Remarks from less attentive agents - that they were "Not too hot on science right now", or that I should consider splitting my book and publishing it as two volumes - had convinced me that whatever Crichton and Clancy had going for them, agents were not exactly climbing over each other to try to reproduce it with a new writer.

So when that reader's report, which expressed more than a little enthusiasm for my book and its author, failed to inspire the agent who had commissioned it in the first place I stopped believing anyone might be willing to represent me and help me find a suitable national publisher.

But I did not completely give up. I went ahead and published the book myself as a print on demand title. But my prospective career as a writer of fictional tales had come to an end.

Several years later, after I got distracted with other things, my publisher account was deactivated then deleted, and the book fell out of print. Then in 2020 I discovered Medium.com, the article publishing platform that paid writers according to how often their stories were read.

How To Read The Book Online

An idea began to hatch in my head for how to use Medium to restore Ninth Day of Creation and place it in front of an audience that was already known to read. Although, I was much less certain they were a novel-reading audience. I

For reasons that become apparent once you beginning reading the book, Ninth Day of Creation is not well-suited to publication on platforms like Kindle and other small-screen format devices. So Medium looked promising and I sent ahead and created an online version of the book.

The first third of the book (Part I) amounts to about 7 hours of reading. It is freely available to anyone with a browsing device:

Click here for Part I of Ninth Day of Creation (available on Medium.com)

The other two thirds of the book, which make up Part II and represent almost 13 hours of reading time, are located "behind" the Medium paywall. That means you need to be a paid Medium subscriber to be able to access the remaining part of the book.
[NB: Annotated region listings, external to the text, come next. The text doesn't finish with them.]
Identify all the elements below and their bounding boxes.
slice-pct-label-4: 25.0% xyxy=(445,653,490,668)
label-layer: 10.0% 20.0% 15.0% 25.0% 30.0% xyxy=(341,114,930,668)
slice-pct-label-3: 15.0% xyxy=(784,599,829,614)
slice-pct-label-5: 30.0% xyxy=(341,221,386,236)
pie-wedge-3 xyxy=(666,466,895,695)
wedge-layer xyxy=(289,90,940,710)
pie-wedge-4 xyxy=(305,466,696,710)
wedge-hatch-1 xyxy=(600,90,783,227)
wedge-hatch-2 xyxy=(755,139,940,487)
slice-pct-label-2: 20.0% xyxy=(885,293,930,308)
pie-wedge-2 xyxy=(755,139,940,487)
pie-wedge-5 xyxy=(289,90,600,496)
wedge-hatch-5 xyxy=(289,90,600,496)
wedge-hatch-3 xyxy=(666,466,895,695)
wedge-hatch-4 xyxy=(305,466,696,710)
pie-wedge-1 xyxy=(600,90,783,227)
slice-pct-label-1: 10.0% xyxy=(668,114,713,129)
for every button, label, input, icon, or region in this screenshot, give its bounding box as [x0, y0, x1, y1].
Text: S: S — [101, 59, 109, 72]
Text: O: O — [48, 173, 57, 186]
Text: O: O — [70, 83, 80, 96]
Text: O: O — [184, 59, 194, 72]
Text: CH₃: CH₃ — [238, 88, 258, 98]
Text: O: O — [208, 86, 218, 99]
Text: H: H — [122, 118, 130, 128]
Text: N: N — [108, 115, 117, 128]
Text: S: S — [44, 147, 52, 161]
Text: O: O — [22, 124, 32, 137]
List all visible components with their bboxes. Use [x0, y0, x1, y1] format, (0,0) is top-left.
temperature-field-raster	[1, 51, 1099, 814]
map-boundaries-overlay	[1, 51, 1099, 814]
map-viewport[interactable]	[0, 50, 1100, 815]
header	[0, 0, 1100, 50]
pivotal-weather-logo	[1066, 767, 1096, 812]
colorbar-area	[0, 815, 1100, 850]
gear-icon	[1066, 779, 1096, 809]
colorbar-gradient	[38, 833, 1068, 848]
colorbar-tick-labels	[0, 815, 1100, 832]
The appeal of a Medium subscription is that it costs just $5 per month and you can cancel at any time.

What is interesting about Medium in the context of using it as a publishing platform for a novel, or a book in general, is that the site is not set up to handle this and the platform itself does not seem interested in trying to make its publishing tool friendly to authors of book-length works.

However, with some perserverance I was able to figure out how to do it in a way that should keep most readers of online books happy.

Who Would Really Enjoy Ninth Day of Creation?

I wrote the kind of book I thought I would might keep me glued to the page if I was a first-time reader. That means if any of the following statements seem like they apply to you then there is a very good chance you will thoroughly enjoy the book.

  • You especially like the scientific plot lines of Michael Crichton novels.
  • You like stories for which the plot lines are intricate, interwoven, and completely unpredictable.
  • You enjoy stories with strong female characters.
  • You have read one or more of Tom Clancy's books in which two or more nations find themselves on the brink of military engagement with each other.
  • You particularly like military stories involving submarine / anti-submarine warfare.
  • You like reading stories for which the science and technology seems so realistic that you have a hard time finding the dividing line between fiction and fact.

If you discover, once you begin reading Ninth Day of Creation, that you find it is hard to put the book down, then you are exactly the reader I was writing for all those years ago and I am happy to have found you.